La leggenda di Hermann e Tusnelda

La leggenda di Hermann  e  Tusnelda


"Varo... Varo, rendimi le mie Legioni!"
Chi non ricorda il celebre lamento di Augusto mentre si aggirava  disperato per  le stanze del Palazzo.
Anno 9 d.C.
Hermann (Erminio) capo della tribù dei Cherusci, in Germania, aveva attirato in un'imboscata e distrutto, nella selva di Teutoburgo, le tre Legioni romane del Legato Varo, dopo una strenua e feroce battaglia. Con tutte le Insegne.
Hermann per anni tenne in scacco le Legioni romane anche dopo la disfatta di Varo e trascinò nella lotta contro Roma molte altre tribù.
Costrinse anche Segeste, capo dei  Catti, a prendere le armi contro Cesare, ma i rapporti fra i due erano assai ostili: Hermann, profondamente innamorato di Tusnelda,  figlia  di Segeste, la rapisce e la sposa nonostante che questa fosse già promessa ad un altro uomo.
Tusnelda, però, corrispondeva appassionatamente il sentimento del marito e condivise totalmente anche il suo sogno di rivolta contro Roma.
Nel 15 d.C.,  dopo alcuni anni di durissimi scontri, Germanico riuscì a prendere prigioniero Segeste e sua figlia Tusnelda, incinta di Hermann.
Anche Herman venne catturato, ma subito dopo fu liberato dai suoi uomini e riparò nella foresta di Teutoburgo da dove condusse per anni una guerriglia assai insidiosa per le Legioni romane.
Tusnelda mise al mondo il suo bambino, Tumelico, in stato di schiavitù e questo accese di furore sempre crescente Herman,  che si fece ogni giorno più audace e temerario,  riuscendo a trascinare nella lotta un numero sempre maggiori di tribù.
Al suocero Segeste che aveva chiesto ed ottenuto il perdono di Cesare, faceva arrivare tutto il suo disprezzo,  dicendo che Roma aveva impegnato tante forze solo per catturare una donna indifesa ed incinta.
Tusnelda, però, al contrario del padre, non chiese mai pietà, non implorò il perdono dei vincitori, non pianse, ma si teneva la veste,  come dirà Tacito nei suo i "Annali",  che non riusciva a nascondere i segni della gravidanza avanzata.  Si dimostrò sempre forte, fiera e fedele al suo grande amore.
Nel 17 d.C. sfilò per le strade di Roma assieme al figlioletto di tre anni dietro il carro di Germanico vincitore.
Le fu risparmiato lo stato di schiavitù e fu inviata a  Ravenna con il figlio, dove visse  fino alla morte. Subito dopo l'arrivo a Ravenna, però, madre e figlio furono separati e  Tumelico diventato ragazzo, fu rinchiuso in una Scuola Gladiatoria  dove si mostrò non meno fiero e coraggioso del padre. Morì  nel 30 d.C. ucciso in uno dei sanguinosi Giochi Gladiatori.
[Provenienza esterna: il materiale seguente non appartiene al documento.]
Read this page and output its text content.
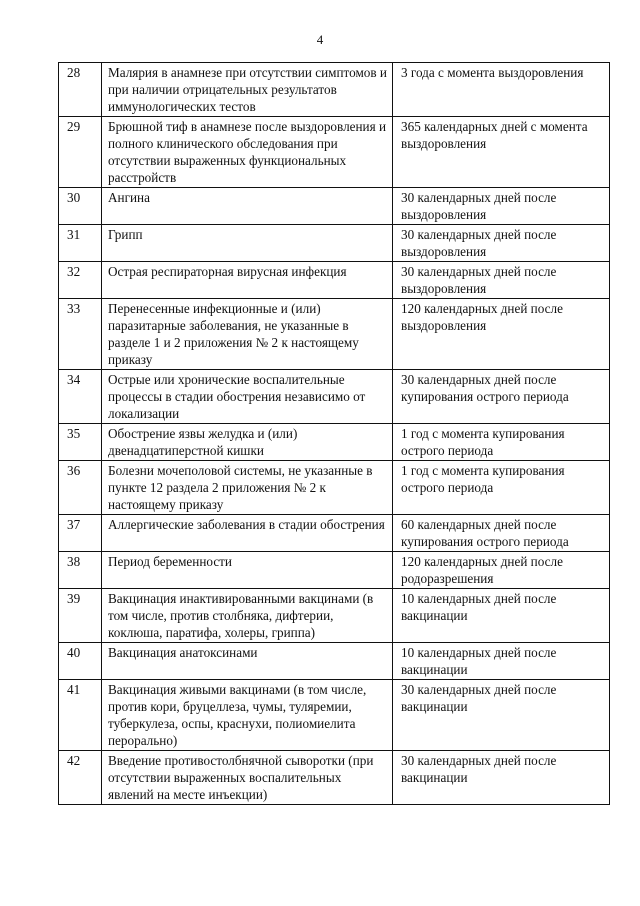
4
28	Малярия в анамнезе при отсутствии симптомов и при наличии отрицательных результатов иммунологических тестов	3 года с момента выздоровления
29	Брюшной тиф в анамнезе после выздоровления и полного клинического обследования при отсутствии выраженных функциональных расстройств	365 календарных дней с момента выздоровления
30	Ангина	30 календарных дней после выздоровления
31	Грипп	30 календарных дней после выздоровления
32	Острая респираторная вирусная инфекция	30 календарных дней после выздоровления
33	Перенесенные инфекционные и (или) паразитарные заболевания, не указанные в разделе 1 и 2 приложения № 2 к настоящему приказу	120 календарных дней после выздоровления
34	Острые или хронические воспалительные процессы в стадии обострения независимо от локализации	30 календарных дней после купирования острого периода
35	Обострение язвы желудка и (или) двенадцатиперстной кишки	1 год с момента купирования острого периода
36	Болезни мочеполовой системы, не указанные в пункте 12 раздела 2 приложения № 2 к настоящему приказу	1 год с момента купирования острого периода
37	Аллергические заболевания в стадии обострения	60 календарных дней после купирования острого периода
38	Период беременности	120 календарных дней после родоразрешения
39	Вакцинация инактивированными вакцинами (в том числе, против столбняка, дифтерии, коклюша, паратифа, холеры, гриппа)	10 календарных дней после вакцинации
40	Вакцинация анатоксинами	10 календарных дней после вакцинации
41	Вакцинация живыми вакцинами (в том числе, против кори, бруцеллеза, чумы, туляремии, туберкулеза, оспы, краснухи, полиомиелита перорально)	30 календарных дней после вакцинации
42	Введение противостолбнячной сыворотки (при отсутствии выраженных воспалительных явлений на месте инъекции)	30 календарных дней после вакцинации
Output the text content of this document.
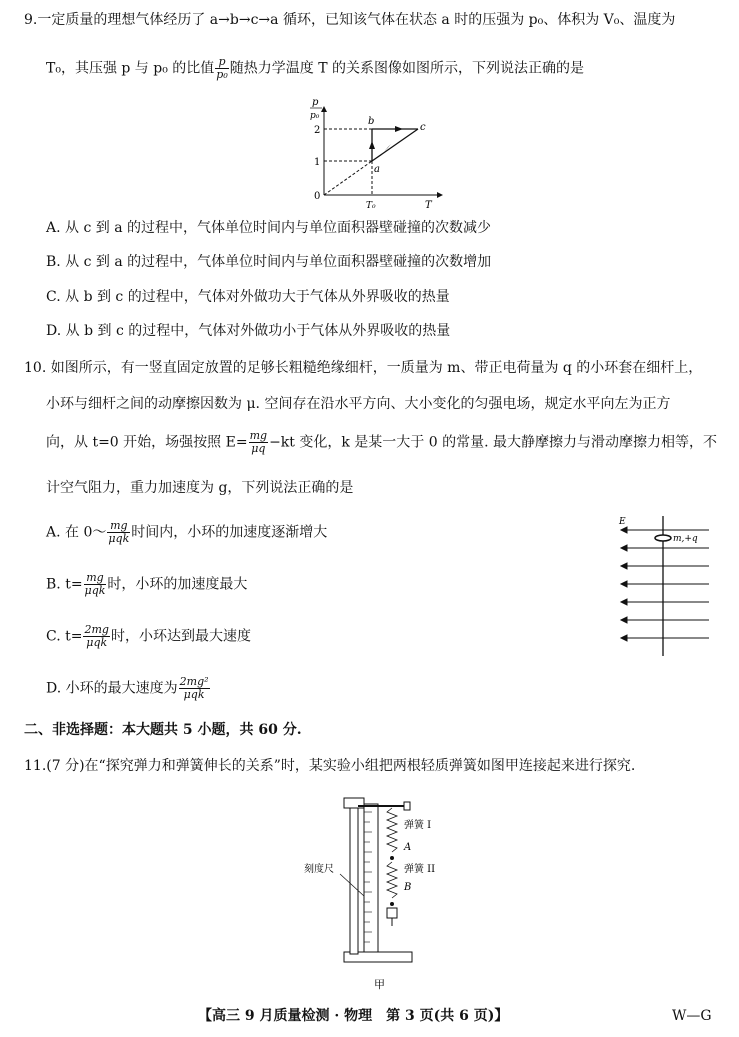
9.一定质量的理想气体经历了 a→b→c→a 循环，已知该气体在状态 a 时的压强为 p₀、体积为 V₀、温度为
T₀，其压强 p 与 p₀ 的比值 $\frac{p}{\text{p₀}}$ 随热力学温度 T 的关系图像如图所示，下列说法正确的是
p
p₀
2
1
0
T₀	T
a
b
c
A. 从 c 到 a 的过程中，气体单位时间内与单位面积器壁碰撞的次数减少
B. 从 c 到 a 的过程中，气体单位时间内与单位面积器壁碰撞的次数增加
C. 从 b 到 c 的过程中，气体对外做功大于气体从外界吸收的热量
D. 从 b 到 c 的过程中，气体对外做功小于气体从外界吸收的热量
10. 如图所示，有一竖直固定放置的足够长粗糙绝缘细杆，一质量为 m、带正电荷量为 q 的小环套在细杆上，
小环与细杆之间的动摩擦因数为 μ. 空间存在沿水平方向、大小变化的匀强电场，规定水平向左为正方
向，从 t=0 开始，场强按照 $E= \frac{mg}{\mu q} -kt$ 变化，k 是某一大于 0 的常量. 最大静摩擦力与滑动摩擦力相等，不
计空气阻力，重力加速度为 g，下列说法正确的是
A. 在 0～ $\frac{mg}{\text{μqk}}$ 时间内，小环的加速度逐渐增大
B. $t= \frac{mg}{\text{μqk}}$ 时，小环的加速度最大
C. $t= \frac{2mg}{\text{μqk}}$ 时，小环达到最大速度
D. 小环的最大速度为 $\frac{\text{2mg²}}{\text{μqk}}$
E
m,+q
二、非选择题：本大题共 5 小题，共 60 分.
11.(7 分)在“探究弹力和弹簧伸长的关系”时，某实验小组把两根轻质弹簧如图甲连接起来进行探究.
弹簧 I
A
弹簧 II
B
刻度尺
甲
【高三 9 月质量检测 · 物理　第 3 页(共 6 页)】	W—G
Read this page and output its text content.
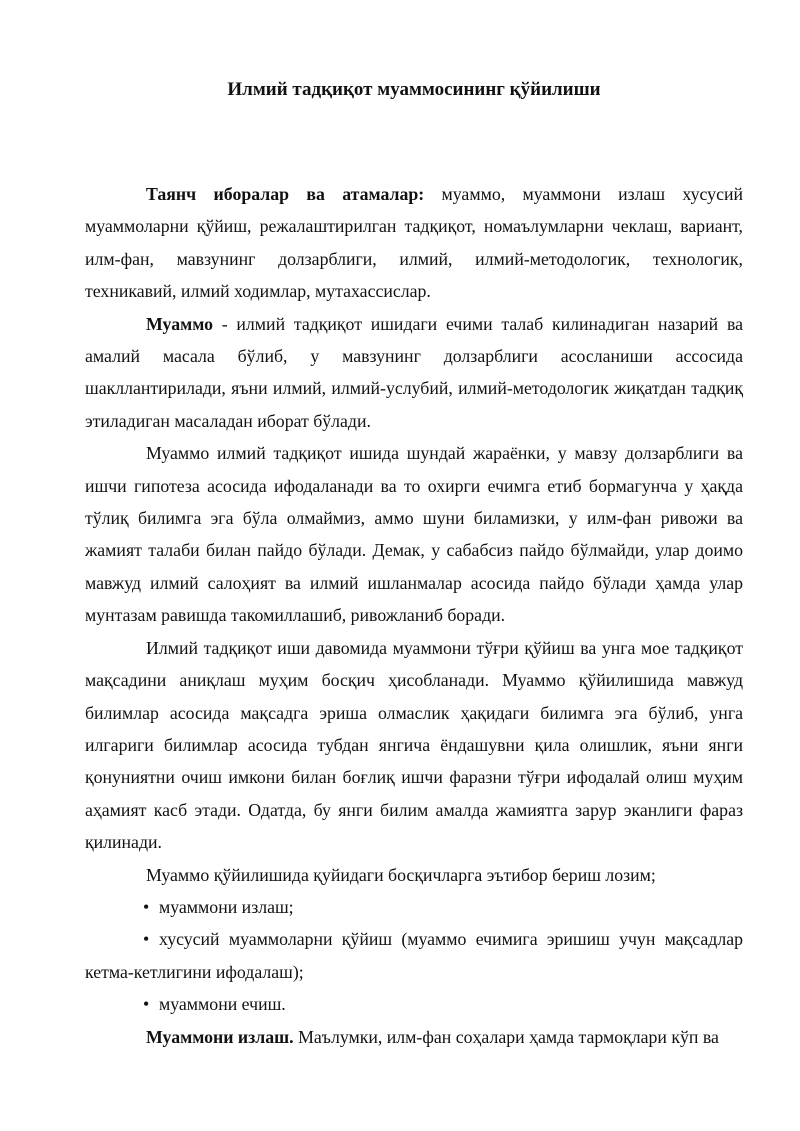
Илмий тадқиқот муаммосининг қўйилиши

Таянч иборалар ва атамалар: муаммо, муаммони излаш хусусий муаммоларни қўйиш, режалаштирилган тадқиқот, номаълумларни чеклаш, вариант, илм-фан, мавзунинг долзарблиги, илмий, илмий-методологик, технологик, техникавий, илмий ходимлар, мутахассислар.

Муаммо - илмий тадқиқот ишидаги ечими талаб килинадиган назарий ва амалий масала бўлиб, у мавзунинг долзарблиги асосланиши ассосида шакллантирилади, яъни илмий, илмий-услубий, илмий-методологик жиқатдан тадқиқ этиладиган масаладан иборат бўлади.

Муаммо илмий тадқиқот ишида шундай жараёнки, у мавзу долзарблиги ва ишчи гипотеза асосида ифодаланади ва то охирги ечимга етиб бормагунча у ҳақда тўлиқ билимга эга бўла олмаймиз, аммо шуни биламизки, у илм-фан ривожи ва жамият талаби билан пайдо бўлади. Демак, у сабабсиз пайдо бўлмайди, улар доимо мавжуд илмий салоҳият ва илмий ишланмалар асосида пайдо бўлади ҳамда улар мунтазам равишда такомиллашиб, ривожланиб боради.

Илмий тадқиқот иши давомида муаммони тўғри қўйиш ва унга мое тадқиқот мақсадини аниқлаш муҳим босқич ҳисобланади. Муаммо қўйилишида мавжуд билимлар асосида мақсадга эриша олмаслик ҳақидаги билимга эга бўлиб, унга илгариги билимлар асосида тубдан янгича ёндашувни қила олишлик, яъни янги қонуниятни очиш имкони билан боғлиқ ишчи фаразни тўғри ифодалай олиш муҳим аҳамият касб этади. Одатда, бу янги билим амалда жамиятга зарур эканлиги фараз қилинади.

Муаммо қўйилишида қуйидаги босқичларга эътибор бериш лозим;

• муаммони излаш;

• хусусий муаммоларни қўйиш (муаммо ечимига эришиш учун мақсадлар кетма-кетлигини ифодалаш);

• муаммони ечиш.

Муаммони излаш. Маълумки, илм-фан соҳалари ҳамда тармоқлари кўп ва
Hermann morì, invece, a 37 anni e dopo 12 di comando e battaglie e non per mano dei romani, ma della sua stessa gente. Le Legioni romane avevano lasciato la Germania ed Hermann aspirava a diventare Re. Tradito, cadde in un agguato e fu ucciso.
Intorno alla sua figura, però, le leggende fiorirono subito e ne fecero il simbolo della  lotta contro Roma e il dominio straniero.
Lo stesso Tacito nei suoi "Annali" non esita a definirlo il "Liberatore della Germania", riconoscendogli  il merito di non aver mai subito, nel corso dei 12 anni di rivolta contro Roma,  una vera sconfitta, ma solo "alterne fortune".
Ancora oggi, in Germania, Hermann è considerato eroe nazionale  e il suo mito non è inferiore a quello di Sigfrido.

Heinrich von Kleis  nel suo "La Battaglia di Erminio"  ne esalta le gesta eroiche e  l'amore per la sua donna e ne fa addirittura uno scontro di civiltà fra romani e germanici.